Hammett, Samuel Dashiell: One Hour. V1. 20 Dec 2012
Samuel Dashiell Hammett ( /dəˈʃiːl/; May 27, 1894 – January 10, 1961) was an American author of hard-boiled detective novels and short stories, a screenplay writer, and political activist. Among the enduring characters he created are Sam Spade (The Maltese Falcon), Nick and Nora Charles (The Thin Man), and the Continental Op (Red Harvest and The Dain Curse).
"One Hour" (1924) is notable for the number of clues Hammett includes pointing to the bad guys guilt and their hidden scheme. No less than six clues are embedded in the tale.
Two of the clues involve the geography of the streets, on which the crimes take place. Hammett also used street geography as part of a puzzle plot in "Women, Politics and Murder" / "Death on Pine Street". The reader has to play close attention to the positions, movements and directions, of a number of characters.
A man not knowing something he should have known, if his story were true, is another clue.
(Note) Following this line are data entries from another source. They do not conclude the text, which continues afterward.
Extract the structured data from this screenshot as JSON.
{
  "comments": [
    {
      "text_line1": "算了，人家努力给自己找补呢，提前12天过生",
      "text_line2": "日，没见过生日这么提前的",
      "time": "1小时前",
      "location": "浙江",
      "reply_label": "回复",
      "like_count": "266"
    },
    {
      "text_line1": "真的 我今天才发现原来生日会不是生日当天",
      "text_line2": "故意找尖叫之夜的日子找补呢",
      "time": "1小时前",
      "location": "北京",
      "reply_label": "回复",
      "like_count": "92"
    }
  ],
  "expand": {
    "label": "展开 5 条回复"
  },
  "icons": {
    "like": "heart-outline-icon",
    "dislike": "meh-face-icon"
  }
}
The chief clue in the first section of Red Harvest involves identifying the only character who knew something, a parallel concept.
Hammett delivers the solution in two parts. Fairly early in the story, the Op identifies the bad guys. This is a shock effect: it looks as if he has far too little information at this point to solve the case. It is a noteworthy coup of mystery plotting. Then, at the end of the tale, the Op gives a full exposition of the clues and the fine points of a reconstruction of the crime. This recalls in formal terms, the solutions of mysteries by many authors.